Turkey only NATO member put on special watch list in U.S. religious freedoms report

Turkey is the only country among NATO’s 30 members that the United States Commission on International Religious Freedom (USCIRF) has said should be added to a State Department special watch list over severe violations of religious freedoms, according to the commission’s annual report.

"In 2019, religious freedom conditions in Turkey remained worrisome, with the perpetuation of restrictive and intrusive governmental policies on religious practice and a marked increase in incidents of vandalism and societal violence against religious minorities," USCIRF said in its 2020 report released on Tuesday.

The commission cited the Turkish government's interference in the internal affairs of religious communities by preventing the election of board members for non-Muslim foundations and introduction of new limitations on the long-delayed election of the Armenian Apostolic Church’s patriarch. 

Since 2013, Turkey's government has obstructed non-Muslim community foundations from exercising their right to elect new board members, a right that is protected under the Lausanne Treaty, by failing to draft the election regulation it is legally obliged to draft. The government insists community foundation elections cannot take place without a government-drafted election regulation. 

Meanwhile, the government had prevented the Armenian community from electing a new patriarch. The Spiritual Council of the Armenian Apostolic Church elected an interim leader in 2017 since the existing patriarch had not been fulfilling his leadership duties since 2008 due to dementia, but the government declared the election void saying that the result might cause disturbance and divisions in society.

Following the patriarch's death, the Turkish Interior Ministry introduced a new regulation which included a stipulation that effectively ruled out 10 out of the 13 possible candidates.

Armenian, Assyrian, and Greek religious and cultural sites, including numerous cemeteries, faced severe damage or destruction due to the government's neglect, but also vandalism encouraged by governmental rhetoric, USCIRF said.

The disputes around turning former holy sites that hold legal status as a museum, including former Greek Orthodox sites Hagia Sophia and the Chora Museum, were also mentioned in the report.

Turkish President Recep Tayyip Erdoğan has repeatedly signalled over the years that Hagia Sophia should be restored as a mosque to fulfil a long-standing demand by Turkish Islamists.

The Hagia Sofia was completed in 537 C.E. and served as the seat of the Ecumenical Patriarch of Constantinople until 1453 when the Ottomans captured the city and turned the Hagia Sofia into a mosque.

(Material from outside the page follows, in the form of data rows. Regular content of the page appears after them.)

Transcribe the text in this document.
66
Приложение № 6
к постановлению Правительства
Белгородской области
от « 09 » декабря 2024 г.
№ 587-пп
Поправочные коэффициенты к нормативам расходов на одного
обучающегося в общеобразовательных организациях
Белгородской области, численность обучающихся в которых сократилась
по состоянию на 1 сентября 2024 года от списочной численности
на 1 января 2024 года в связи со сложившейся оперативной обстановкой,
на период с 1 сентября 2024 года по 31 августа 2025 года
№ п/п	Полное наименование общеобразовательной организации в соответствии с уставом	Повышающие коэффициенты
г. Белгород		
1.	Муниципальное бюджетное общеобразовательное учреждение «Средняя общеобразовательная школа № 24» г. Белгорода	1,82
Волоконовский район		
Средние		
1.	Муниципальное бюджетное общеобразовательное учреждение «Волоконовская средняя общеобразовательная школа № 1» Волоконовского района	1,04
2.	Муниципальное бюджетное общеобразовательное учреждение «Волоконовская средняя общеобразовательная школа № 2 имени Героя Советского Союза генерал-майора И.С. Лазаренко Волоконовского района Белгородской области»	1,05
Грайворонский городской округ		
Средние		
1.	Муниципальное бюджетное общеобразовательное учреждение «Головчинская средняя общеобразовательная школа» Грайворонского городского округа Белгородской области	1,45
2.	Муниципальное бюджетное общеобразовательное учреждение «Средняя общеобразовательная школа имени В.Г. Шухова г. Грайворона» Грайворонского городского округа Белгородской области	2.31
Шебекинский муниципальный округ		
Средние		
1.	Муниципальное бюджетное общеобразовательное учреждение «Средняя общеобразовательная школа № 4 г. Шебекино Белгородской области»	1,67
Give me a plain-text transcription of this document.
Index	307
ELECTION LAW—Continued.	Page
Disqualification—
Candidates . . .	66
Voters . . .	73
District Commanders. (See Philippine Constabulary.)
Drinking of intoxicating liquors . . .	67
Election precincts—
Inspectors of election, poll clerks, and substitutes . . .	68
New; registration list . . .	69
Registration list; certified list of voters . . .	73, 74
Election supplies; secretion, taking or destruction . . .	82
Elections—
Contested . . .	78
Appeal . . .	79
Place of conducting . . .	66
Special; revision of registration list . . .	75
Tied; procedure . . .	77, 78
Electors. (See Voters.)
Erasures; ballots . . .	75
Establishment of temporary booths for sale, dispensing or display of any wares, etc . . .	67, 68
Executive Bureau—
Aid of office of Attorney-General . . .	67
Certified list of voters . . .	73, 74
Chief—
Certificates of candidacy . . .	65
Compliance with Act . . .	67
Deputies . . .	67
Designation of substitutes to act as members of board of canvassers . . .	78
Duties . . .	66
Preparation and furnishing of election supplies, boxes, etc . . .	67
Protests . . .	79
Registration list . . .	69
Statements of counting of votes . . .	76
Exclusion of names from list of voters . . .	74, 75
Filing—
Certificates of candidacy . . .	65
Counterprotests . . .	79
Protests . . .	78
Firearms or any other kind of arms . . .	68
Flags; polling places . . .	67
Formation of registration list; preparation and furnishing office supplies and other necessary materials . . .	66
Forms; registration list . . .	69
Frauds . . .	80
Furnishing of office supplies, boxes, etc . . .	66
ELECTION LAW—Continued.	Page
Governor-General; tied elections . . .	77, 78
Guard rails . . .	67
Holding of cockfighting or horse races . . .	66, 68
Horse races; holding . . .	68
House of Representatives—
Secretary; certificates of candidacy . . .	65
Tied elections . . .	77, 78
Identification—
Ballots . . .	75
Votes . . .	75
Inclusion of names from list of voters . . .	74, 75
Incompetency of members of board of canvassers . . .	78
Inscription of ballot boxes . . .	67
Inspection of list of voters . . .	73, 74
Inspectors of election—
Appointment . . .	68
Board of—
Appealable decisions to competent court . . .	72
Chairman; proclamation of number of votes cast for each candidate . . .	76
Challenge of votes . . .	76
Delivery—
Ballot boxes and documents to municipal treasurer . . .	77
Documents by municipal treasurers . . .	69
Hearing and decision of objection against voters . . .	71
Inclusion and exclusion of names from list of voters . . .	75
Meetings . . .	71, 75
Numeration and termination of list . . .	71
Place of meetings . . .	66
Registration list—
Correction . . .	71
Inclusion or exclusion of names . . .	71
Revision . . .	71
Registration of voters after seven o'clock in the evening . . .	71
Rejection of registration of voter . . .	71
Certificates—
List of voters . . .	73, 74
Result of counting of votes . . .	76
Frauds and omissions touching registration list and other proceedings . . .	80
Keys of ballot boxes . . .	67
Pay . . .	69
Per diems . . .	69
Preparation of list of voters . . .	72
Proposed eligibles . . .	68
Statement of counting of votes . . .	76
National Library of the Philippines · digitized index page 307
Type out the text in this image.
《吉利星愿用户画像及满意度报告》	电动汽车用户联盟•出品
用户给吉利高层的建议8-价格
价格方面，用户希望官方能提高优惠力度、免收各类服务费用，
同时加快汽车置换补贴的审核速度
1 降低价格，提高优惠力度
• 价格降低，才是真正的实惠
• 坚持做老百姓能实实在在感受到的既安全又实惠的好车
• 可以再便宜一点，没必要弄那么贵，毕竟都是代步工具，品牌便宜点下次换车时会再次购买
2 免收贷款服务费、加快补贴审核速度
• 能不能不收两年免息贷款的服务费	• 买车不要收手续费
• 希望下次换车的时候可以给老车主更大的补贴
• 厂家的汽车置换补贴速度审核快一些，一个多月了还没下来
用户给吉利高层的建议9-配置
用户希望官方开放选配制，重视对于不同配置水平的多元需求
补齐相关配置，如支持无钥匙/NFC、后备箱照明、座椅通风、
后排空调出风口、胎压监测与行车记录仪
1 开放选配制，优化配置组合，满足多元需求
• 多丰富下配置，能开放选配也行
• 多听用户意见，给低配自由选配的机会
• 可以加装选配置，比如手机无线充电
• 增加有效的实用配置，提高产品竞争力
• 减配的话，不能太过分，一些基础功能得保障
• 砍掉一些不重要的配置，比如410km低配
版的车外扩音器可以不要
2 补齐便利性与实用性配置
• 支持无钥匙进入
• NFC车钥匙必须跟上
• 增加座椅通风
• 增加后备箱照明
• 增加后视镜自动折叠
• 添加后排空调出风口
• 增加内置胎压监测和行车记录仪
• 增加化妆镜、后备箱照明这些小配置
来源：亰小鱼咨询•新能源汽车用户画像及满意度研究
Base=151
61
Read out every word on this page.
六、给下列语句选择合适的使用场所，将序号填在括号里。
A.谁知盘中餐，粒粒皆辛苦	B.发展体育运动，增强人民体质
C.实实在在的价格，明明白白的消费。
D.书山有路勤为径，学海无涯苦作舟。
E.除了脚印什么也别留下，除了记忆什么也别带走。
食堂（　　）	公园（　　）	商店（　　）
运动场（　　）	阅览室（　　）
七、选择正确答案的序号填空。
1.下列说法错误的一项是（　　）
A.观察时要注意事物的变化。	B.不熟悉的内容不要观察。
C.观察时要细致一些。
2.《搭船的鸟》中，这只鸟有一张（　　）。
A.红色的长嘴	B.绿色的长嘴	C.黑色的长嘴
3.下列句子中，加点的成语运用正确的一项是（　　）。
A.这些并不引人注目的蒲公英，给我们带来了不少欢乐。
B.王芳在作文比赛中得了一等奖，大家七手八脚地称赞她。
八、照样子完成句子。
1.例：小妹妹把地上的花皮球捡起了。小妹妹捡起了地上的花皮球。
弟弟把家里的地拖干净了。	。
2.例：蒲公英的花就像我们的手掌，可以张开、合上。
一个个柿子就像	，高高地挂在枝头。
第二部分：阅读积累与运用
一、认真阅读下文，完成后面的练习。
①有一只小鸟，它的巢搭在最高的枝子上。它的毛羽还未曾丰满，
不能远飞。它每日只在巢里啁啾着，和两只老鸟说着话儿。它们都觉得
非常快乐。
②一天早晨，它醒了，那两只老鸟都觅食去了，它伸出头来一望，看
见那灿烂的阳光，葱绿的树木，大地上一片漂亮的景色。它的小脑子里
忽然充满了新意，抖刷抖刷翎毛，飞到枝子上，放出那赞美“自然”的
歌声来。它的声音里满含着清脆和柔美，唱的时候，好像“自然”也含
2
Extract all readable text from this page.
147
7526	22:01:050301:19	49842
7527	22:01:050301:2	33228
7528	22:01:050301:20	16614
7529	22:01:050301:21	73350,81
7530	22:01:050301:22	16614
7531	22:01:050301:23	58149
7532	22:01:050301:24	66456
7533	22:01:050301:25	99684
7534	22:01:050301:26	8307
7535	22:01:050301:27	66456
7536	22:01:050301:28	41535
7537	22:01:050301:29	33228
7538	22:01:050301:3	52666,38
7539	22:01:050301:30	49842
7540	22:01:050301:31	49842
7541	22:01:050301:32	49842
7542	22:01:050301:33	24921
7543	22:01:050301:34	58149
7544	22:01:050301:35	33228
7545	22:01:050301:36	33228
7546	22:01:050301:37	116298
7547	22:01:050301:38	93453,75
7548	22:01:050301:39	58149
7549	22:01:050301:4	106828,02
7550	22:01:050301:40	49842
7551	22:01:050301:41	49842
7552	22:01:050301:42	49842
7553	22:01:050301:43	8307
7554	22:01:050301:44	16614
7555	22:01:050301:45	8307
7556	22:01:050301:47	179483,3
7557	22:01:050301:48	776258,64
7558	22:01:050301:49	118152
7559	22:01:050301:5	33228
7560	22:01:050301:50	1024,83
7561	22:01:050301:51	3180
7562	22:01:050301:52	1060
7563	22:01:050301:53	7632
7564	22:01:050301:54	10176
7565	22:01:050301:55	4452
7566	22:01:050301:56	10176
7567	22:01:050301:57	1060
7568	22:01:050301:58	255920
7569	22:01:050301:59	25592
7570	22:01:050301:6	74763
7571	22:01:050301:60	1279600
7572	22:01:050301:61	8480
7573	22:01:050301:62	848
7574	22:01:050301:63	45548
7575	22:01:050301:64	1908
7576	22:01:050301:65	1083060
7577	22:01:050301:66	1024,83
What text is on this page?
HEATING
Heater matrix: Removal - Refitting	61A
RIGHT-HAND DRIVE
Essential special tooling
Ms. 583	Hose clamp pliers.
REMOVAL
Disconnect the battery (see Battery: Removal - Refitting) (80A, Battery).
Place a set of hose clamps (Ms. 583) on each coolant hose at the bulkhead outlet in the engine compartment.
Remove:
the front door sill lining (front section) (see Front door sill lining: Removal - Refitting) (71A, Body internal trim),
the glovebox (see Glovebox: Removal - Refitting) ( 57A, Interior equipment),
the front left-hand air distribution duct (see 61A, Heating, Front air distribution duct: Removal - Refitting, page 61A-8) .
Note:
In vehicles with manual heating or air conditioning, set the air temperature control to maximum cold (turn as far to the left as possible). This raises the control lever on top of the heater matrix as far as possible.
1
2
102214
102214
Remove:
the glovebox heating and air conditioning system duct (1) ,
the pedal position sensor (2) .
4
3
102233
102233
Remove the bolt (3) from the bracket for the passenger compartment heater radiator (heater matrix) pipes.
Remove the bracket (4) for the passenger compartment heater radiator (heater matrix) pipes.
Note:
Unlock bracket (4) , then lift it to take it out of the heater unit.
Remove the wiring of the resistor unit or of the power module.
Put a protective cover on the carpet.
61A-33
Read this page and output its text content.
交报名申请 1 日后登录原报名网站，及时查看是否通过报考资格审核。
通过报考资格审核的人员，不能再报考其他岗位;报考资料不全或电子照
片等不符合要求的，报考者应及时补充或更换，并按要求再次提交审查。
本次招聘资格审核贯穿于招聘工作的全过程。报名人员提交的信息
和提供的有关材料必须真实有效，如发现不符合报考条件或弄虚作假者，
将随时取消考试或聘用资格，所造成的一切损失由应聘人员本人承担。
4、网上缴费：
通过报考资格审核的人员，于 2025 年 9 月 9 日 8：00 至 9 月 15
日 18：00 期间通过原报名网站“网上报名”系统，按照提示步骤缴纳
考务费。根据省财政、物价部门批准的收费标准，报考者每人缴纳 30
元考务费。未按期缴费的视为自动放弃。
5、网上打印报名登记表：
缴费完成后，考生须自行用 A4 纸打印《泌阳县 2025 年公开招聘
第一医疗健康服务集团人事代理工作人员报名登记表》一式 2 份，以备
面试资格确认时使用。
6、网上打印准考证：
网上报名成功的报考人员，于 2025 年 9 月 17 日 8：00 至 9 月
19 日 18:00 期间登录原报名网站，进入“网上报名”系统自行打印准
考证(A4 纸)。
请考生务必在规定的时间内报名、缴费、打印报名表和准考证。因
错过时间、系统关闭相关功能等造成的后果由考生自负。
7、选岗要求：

It was turned into a museum in 1935.

The commission also touched upon violations in Turkey-controlled regions in Syria.  

Formation of so-called "safe zone" in northern Syria established by Turkey and its Free Syrian Army (FSA) allies has precipitated the displacement of some ethnic and religious communities the territory, it said.

Meanwhile, Syrian militias defaced several holy sites of religious minorities in northern Syria, USCIRF said, adding that non-Muslim communities remained in a constant state of fear.

"Religious minorities in other areas that Turkey seized earlier, such as Afrin, continued to experience persecution and marginalisation, especially displaced Yazidis and Christians," it said.

"What happened in Afrin is concerning that it would be a precedent for what we might see happening in other parts of northeast Syria," Voice of America quoted USCIRF Chairman Tony Perkins as saying.

In a report published on Wednesday, VoA cited rights groups and detailed allegations of human rights abuses by Turkey and Syrian proxies.

The Turkish-backed Sultan Murad Division has been accused of kidnappings, including that of a 17-year-old girl. A 24-year-old woman was found dead in Azaz, a nearby town controlled by other groups backed by Turkey. These groups are accused of torturing and killing the woman, VoA said.

“The rule of law (in Afrin) continues to ebb and flow with the mood of local militia leaders,” Amnesty International’s Middle East and North Africa Advocacy Director Philippe Nassif told VoA.

There are at least a dozen Turkish-backed militias in Afrin, VoA said, all of whom are frequently accused of crimes against the local population. Among the accusations are arbitrary arrests, property seizures and a haphazard imposition of taxes, according to former Syrian military general Ahmed Rahal. Civilians are targeted “for simply being Kurdish,” Rahal told VoA, and are accused of affiliating with the Syrian Democratic Forces, majority-Kurdish forces allied with the United States who controlled the province until the safe zone was established.